Der Ansatz einer offenen Tür der Demokraten stellt einen Kontrast zu Trump dar, der dafür bekannt ist, jeden Republikaner herunter zu putzen, der ihn öffentlich kritisiert. Bei dem Parteitag der Republikaner kommende Woche wird kein annähernd vergleichbar breites Spektrum erwartet. Die Demokraten hoffen, dass der Ansatz, nicht wie Trump zu sein, ausreichen wird, um genügend Stimmen zu bekommen.

Bernie Sanders hat zum zweiten Mal in vier Jahren als Zweitplatzierter gesprochen.

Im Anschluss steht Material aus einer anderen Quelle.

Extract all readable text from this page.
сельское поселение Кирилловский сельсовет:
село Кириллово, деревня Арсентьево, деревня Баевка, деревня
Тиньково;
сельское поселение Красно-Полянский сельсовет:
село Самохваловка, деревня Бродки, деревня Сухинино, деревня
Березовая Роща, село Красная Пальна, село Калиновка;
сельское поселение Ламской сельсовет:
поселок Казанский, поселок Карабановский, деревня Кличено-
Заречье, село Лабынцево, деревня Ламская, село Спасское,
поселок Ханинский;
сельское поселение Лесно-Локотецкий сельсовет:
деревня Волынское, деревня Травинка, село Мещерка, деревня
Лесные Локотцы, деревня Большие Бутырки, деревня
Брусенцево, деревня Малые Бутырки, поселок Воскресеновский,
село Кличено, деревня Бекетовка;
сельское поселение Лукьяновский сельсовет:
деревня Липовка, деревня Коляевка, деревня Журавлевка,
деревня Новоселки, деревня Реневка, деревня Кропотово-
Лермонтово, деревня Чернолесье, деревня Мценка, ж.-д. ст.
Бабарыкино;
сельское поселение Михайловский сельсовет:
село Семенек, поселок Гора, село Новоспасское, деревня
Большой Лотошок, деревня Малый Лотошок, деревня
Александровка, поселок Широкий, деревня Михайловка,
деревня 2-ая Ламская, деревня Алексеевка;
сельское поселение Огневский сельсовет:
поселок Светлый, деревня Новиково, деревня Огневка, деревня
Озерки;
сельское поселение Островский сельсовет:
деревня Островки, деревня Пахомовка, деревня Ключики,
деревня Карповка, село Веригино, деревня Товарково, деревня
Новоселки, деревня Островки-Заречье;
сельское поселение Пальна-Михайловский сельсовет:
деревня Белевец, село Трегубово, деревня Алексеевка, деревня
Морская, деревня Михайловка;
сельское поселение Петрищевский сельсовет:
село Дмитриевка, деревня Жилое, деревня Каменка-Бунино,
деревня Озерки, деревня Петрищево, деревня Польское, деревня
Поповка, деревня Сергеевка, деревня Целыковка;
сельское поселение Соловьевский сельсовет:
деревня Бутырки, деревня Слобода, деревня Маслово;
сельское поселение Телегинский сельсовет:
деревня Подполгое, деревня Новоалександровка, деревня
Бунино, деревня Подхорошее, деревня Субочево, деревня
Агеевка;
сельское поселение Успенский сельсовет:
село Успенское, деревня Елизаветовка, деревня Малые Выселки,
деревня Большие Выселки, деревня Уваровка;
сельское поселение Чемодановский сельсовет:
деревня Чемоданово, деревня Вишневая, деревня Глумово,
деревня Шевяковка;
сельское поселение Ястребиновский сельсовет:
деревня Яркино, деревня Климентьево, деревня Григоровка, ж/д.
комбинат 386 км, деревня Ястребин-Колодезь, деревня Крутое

Dieses Mal fühlte es sich jedoch anders an. 2016 waren die Spannungen zwischen ihm und der Kandidatin Hillary Clinton deutlich sichtbar. Diesmal lieferte Sanders seine Unterstützung für Biden und kritisierte Trump scharf.

„Im Grunde geht es bei dieser Wahl darum, unsere Demokratie zu wahren“, sagte Sanders, und fügte hinzu, dass unter Trump „Autoritarismus in diesem Land Wurzeln geschlagen“ habe. „Solange ich hier bin, werde ich mit Progressiven zusammenarbeiten, mit Moderaten, und ja, mit Konservativen, um dieses Land zu schützen“, sagte Sanders,

Er brachte eine Reihe von Beispielen, „wie Joe uns nach vorne bringen wird“, um fundamentale Einkommensungleichheiten anzugehen, gegen die Sanders seit Jahrzehnten schimpft. Sanders folgte auf mehr als ein Dutzend demokratischer Bewerber um die Präsidentschaftskandidatur, wie Senatorin Amy Klobuchar. Alle priesen Joe Biden. Das zeigte nicht nur Bidens persönliche Beziehungen innerhalb der Partei, sondern auch, welch vereinende Kraft der Wunsch für die Demokraten hat, Trump 2020 zu besiegen.